Some artists who have gone out in search of a new world have not had to travel very far away from Manhattan hot spots to find more DIY scenes.
“Going to school in Chelsea, in the heart of all that felt very constricting, like, ‘this is the only art world that there is; if you’re an artist you have to exist in this space in order to be successful,’” said 25-year-old Matthew Perez, one of Gallery Particulier’s exhibiting artists who often paints portraits of himself or others, and who has been drawn to painting the human body in constricted places. “I guess ‘success’ in that sense, it just kind of perverted what art-making is to me.”

Gallery Particulier is rooted in PLG — the neighborhood where von Arx lives and one that she loves. Artists come from everywhere, but the gallery’s upcoming show will feature work by 17-year-old Sophia Gibbins, who lives nearby the gallery on Maple St.
The greater Flatbush area, also called “Little Caribbean,” is home to the “largest and most diverse Caribbean-American-Latinx community outside of the West Indies,” according to its official website. Von Arx points out statistics that show declining museum attendance among Americans and uneven access to art and cultural events in predominantly Black and brown communities, as well as low-income communities. By working with community organizations, hanging art in local stores, at nonprofit centers and at fashion shows, she’s hoping to bring the art to the people, rather than forcing the reverse.

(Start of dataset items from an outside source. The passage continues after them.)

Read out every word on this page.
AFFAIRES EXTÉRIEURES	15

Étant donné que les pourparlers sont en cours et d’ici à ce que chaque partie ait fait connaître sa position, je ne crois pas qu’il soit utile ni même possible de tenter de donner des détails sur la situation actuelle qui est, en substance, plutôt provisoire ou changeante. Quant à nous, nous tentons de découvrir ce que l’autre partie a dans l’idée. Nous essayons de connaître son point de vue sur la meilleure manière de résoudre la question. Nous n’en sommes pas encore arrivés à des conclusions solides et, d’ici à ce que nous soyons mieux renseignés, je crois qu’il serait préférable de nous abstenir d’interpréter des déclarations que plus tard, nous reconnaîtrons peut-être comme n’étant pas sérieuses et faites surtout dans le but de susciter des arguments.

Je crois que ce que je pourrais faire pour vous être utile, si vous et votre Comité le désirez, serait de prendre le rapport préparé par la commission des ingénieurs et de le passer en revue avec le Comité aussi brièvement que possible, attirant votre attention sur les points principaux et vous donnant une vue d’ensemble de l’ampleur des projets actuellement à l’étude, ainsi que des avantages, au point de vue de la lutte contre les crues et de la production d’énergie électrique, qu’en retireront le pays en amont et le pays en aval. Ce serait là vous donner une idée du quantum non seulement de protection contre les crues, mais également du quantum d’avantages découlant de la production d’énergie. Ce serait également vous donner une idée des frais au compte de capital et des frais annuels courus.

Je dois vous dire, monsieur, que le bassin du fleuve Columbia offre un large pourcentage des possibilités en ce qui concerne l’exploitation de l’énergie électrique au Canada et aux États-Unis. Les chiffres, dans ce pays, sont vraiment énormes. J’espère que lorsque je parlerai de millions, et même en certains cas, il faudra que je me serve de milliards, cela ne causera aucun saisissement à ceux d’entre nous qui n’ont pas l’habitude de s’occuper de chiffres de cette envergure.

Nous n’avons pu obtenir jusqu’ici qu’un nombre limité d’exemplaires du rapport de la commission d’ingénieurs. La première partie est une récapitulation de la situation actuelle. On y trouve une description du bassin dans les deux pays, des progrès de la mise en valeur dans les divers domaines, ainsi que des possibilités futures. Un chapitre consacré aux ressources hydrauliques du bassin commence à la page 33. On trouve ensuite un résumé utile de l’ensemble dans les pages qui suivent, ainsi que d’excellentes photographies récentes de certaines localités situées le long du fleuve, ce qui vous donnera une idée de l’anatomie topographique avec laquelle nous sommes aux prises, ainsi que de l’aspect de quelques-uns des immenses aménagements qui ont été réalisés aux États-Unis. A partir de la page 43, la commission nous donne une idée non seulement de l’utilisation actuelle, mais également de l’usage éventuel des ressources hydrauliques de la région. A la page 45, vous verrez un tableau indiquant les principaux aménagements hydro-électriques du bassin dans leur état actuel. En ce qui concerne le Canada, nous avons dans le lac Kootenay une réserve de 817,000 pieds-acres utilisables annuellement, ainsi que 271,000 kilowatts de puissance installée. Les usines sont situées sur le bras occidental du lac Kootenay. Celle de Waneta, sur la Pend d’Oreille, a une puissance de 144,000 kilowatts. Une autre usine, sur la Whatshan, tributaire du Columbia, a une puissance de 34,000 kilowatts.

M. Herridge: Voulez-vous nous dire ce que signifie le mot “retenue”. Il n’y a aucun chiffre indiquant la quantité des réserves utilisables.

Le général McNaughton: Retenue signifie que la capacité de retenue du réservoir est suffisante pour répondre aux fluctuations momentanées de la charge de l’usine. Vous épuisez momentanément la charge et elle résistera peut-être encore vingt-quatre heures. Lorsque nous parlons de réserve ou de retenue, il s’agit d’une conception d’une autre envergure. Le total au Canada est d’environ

The concept of fine art lending, though incipient, is thus disruptive in an industry that claims to encourage, yet too often sanitizes, disruptors. Other luxuries have been familiarly (if not always effectively) dismantled. Everyone can be a gallerist is not unlike the idea that everyone can have luxury clothing (The Real Real; Rent the Runway) or that everyone can have a private chef (Cozymeal).
It may not be fair to use the term “disrupted,” when Big Tech has exhausted it to the point of parody. (See Edward Norton’s self-sanctified disruptor speech in The Glass Onion, a film that ends, fittingly, with the destruction of the ‘Mona Lisa.’) Disruption, by that definition, is a business model. Disruption, in this case, is intentionally anti-capitalist. Hosts can choose to purchase art from the gallery, and von Arx said she intends to buy more of the work in the future, but an artist who participates in Gallery Particulier, like so many DIY initiatives, must be willing – at least for now – to go without the guarantee of compensation.

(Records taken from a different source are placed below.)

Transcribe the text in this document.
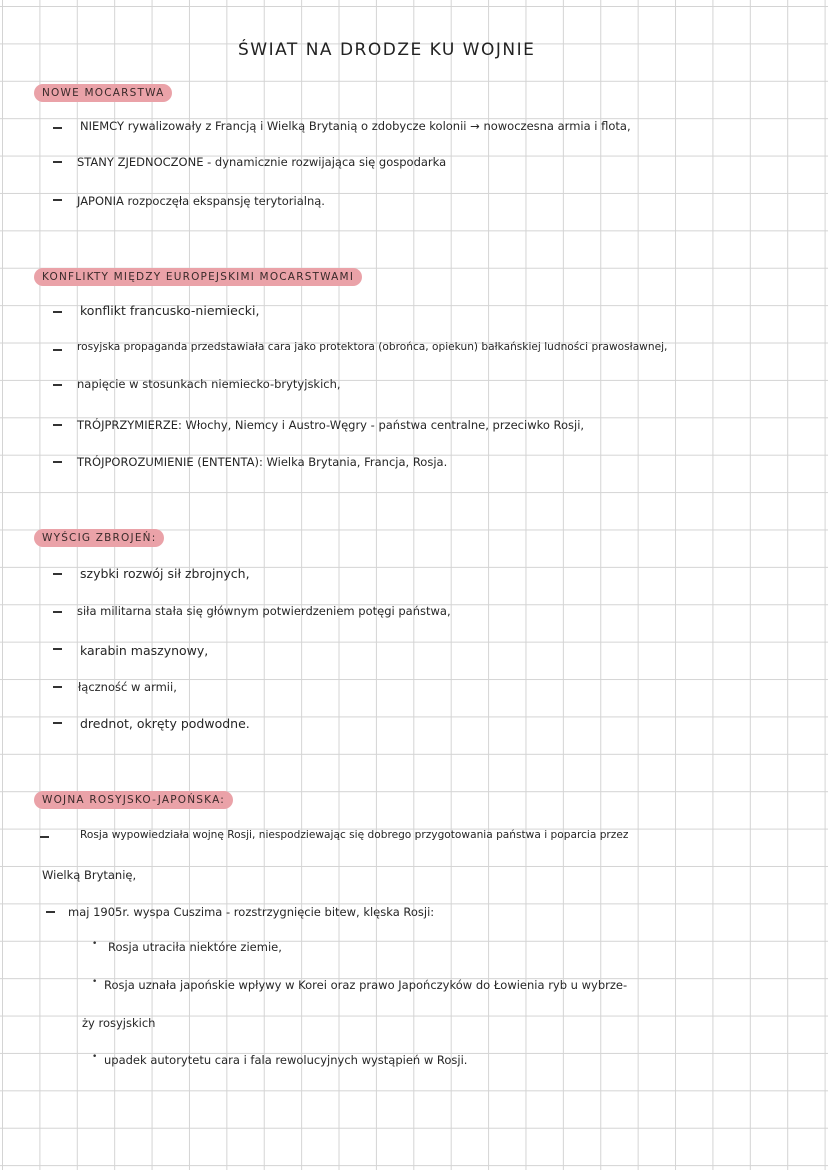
ŚWIAT NA DRODZE KU WOJNIE
NOWE MOCARSTWA
NIEMCY rywalizowały z Francją i Wielką Brytanią o zdobycze kolonii → nowoczesna armia i flota,
STANY ZJEDNOCZONE - dynamicznie rozwijająca się gospodarka
JAPONIA rozpoczęła ekspansję terytorialną.
KONFLIKTY MIĘDZY EUROPEJSKIMI MOCARSTWAMI
konflikt francusko-niemiecki,
rosyjska propaganda przedstawiała cara jako protektora (obrońca, opiekun) bałkańskiej ludności prawosławnej,
napięcie w stosunkach niemiecko-brytyjskich,
TRÓJPRZYMIERZE: Włochy, Niemcy i Austro-Węgry - państwa centralne, przeciwko Rosji,
TRÓJPOROZUMIENIE (ENTENTA): Wielka Brytania, Francja, Rosja.
WYŚCIG ZBROJEŃ:
szybki rozwój sił zbrojnych,
siła militarna stała się głównym potwierdzeniem potęgi państwa,
karabin maszynowy,
łączność w armii,
drednot, okręty podwodne.
WOJNA ROSYJSKO-JAPOŃSKA:
Rosja wypowiedziała wojnę Rosji, niespodziewając się dobrego przygotowania państwa i poparcia przez
Wielką Brytanię,
maj 1905r. wyspa Cuszima - rozstrzygnięcie bitew, klęska Rosji:
• Rosja utraciła niektóre ziemie,
• Rosja uznała japońskie wpływy w Korei oraz prawo Japończyków do Łowienia ryb u wybrze-
ży rosyjskich
• upadek autorytetu cara i fala rewolucyjnych wystąpień w Rosji.
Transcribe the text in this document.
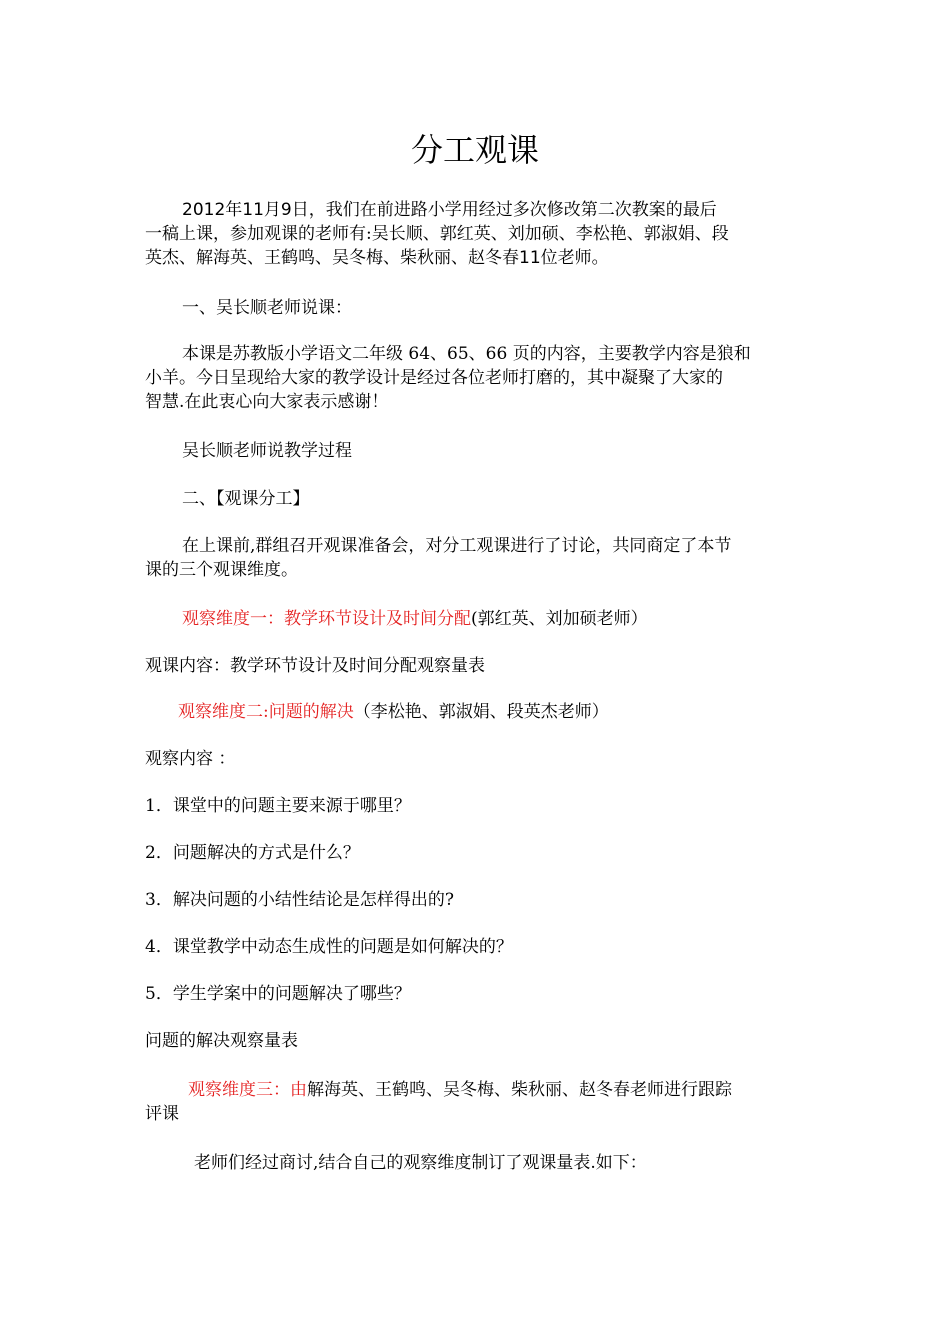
分工观课

2012年11月9日，我们在前进路小学用经过多次修改第二次教案的最后

一稿上课，参加观课的老师有:吴长顺、郭红英、刘加硕、李松艳、郭淑娟、段

英杰、解海英、王鹤鸣、吴冬梅、柴秋丽、赵冬春11位老师。

一、吴长顺老师说课：

本课是苏教版小学语文二年级 64、65、66 页的内容，主要教学内容是狼和

小羊。今日呈现给大家的教学设计是经过各位老师打磨的，其中凝聚了大家的

智慧.在此衷心向大家表示感谢！

吴长顺老师说教学过程

二、【观课分工】

在上课前,群组召开观课准备会，对分工观课进行了讨论，共同商定了本节

课的三个观课维度。

观察维度一：教学环节设计及时间分配(郭红英、刘加硕老师）

观课内容：教学环节设计及时间分配观察量表

观察维度二:问题的解决（李松艳、郭淑娟、段英杰老师）

观察内容 ：

1．课堂中的问题主要来源于哪里？

2．问题解决的方式是什么？

3．解决问题的小结性结论是怎样得出的?

4．课堂教学中动态生成性的问题是如何解决的？

5．学生学案中的问题解决了哪些？

问题的解决观察量表

观察维度三：由解海英、王鹤鸣、吴冬梅、柴秋丽、赵冬春老师进行跟踪

评课

老师们经过商讨,结合自己的观察维度制订了观课量表.如下：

“The artists who think, OK, I’m going to be the next Chelsea gallery discovery, that’s not who’s working with us, and I’m glad.”
“The artists who think, OK, I’m going to be the next Chelsea gallery discovery, that’s not who’s working with us, and I’m glad,” von Arx said. When she brought a selection of prints to the Brooklyn High School of the Arts for kids to borrow, she initially asked that students pay a $10 fee if the pieces were not returned on time, but dispensed with the idea when she realized it deterred students from taking art home.

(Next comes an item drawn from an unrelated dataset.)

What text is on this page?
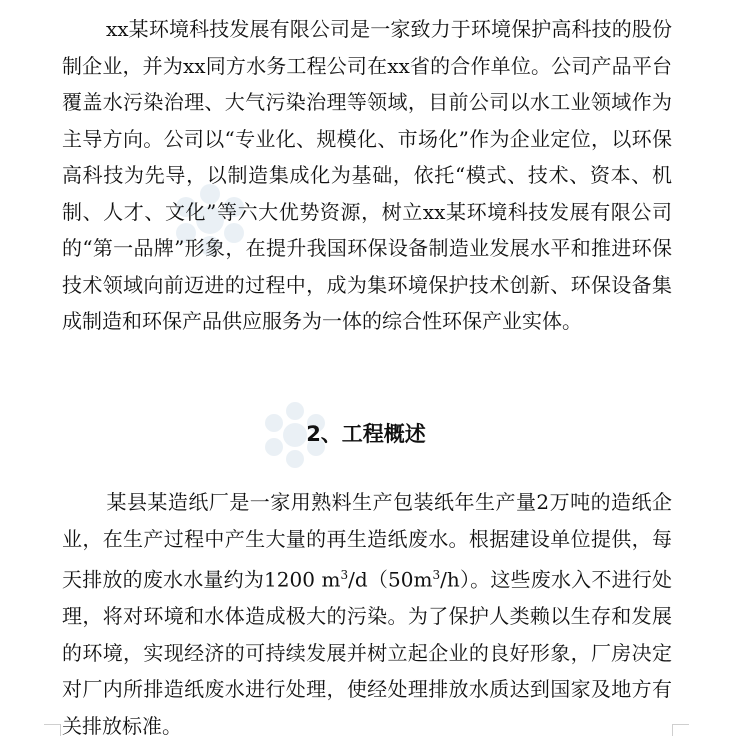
xx某环境科技发展有限公司是一家致力于环境保护高科技的股份制企业，并为xx同方水务工程公司在xx省的合作单位。公司产品平台覆盖水污染治理、大气污染治理等领域，目前公司以水工业领域作为主导方向。公司以“专业化、规模化、市场化”作为企业定位，以环保高科技为先导，以制造集成化为基础，依托“模式、技术、资本、机制、人才、文化”等六大优势资源，树立xx某环境科技发展有限公司的“第一品牌”形象，在提升我国环保设备制造业发展水平和推进环保技术领域向前迈进的过程中，成为集环境保护技术创新、环保设备集成制造和环保产品供应服务为一体的综合性环保产业实体。

2、工程概述

某县某造纸厂是一家用熟料生产包装纸年生产量2万吨的造纸企业，在生产过程中产生大量的再生造纸废水。根据建设单位提供，每天排放的废水水量约为1200 $m^3/d(50m^3/h)$。这些废水入不进行处理，将对环境和水体造成极大的污染。为了保护人类赖以生存和发展的环境，实现经济的可持续发展并树立起企业的良好形象，厂房决定对厂内所排造纸废水进行处理，使经处理排放水质达到国家及地方有关排放标准。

That vision has attracted supporters. “There’s nothing about it that feels like the stuffiness and exclusionary vibe of what I would consider the art world in New York,” said Louisa Higgins, who borrowed Lungisa Matubatuba’s ‘Don’t Be Stopped’ and one of A. Shawn McKinney’s ‘Cigar Ladies of Cuba’ from the gallery.
A recent poetry reading hosted at the gallery, which drew several people in via a sandwich board sign in the front lawn, featured cookies and foldout chairs, sing-alongs and a casual Q&A. This community — the one that gathers in a townhouse without the expectation of buying or selling — is excited about the possibility of authentic connection.
“I have a great time with people who just kind of, like, stumble in,” Perez said, “Who [aren’t] too invested in the art world necessarily.”
Monique Rickenbacker, a 23-year-old resident of Ocean Hill, Brooklyn, saw a flier for the gallery’s exhibit at Awesome Home, a home goods store on Flatbush Ave., while she was out running some errands.
She was drawn in by A. Shawn McKinney’s ‘Cigar Ladies of Cuba.’ One of the Cigar Ladies — boldly painted older women in flowered headpieces smoking cigars — looked just like her grandmother from Barbados. The show was set to begin in an hour. When Rickenbacker came face-to-face with the work and met the artist, “I just started crying, I felt so many goosebumps,” she said. She took the painting home.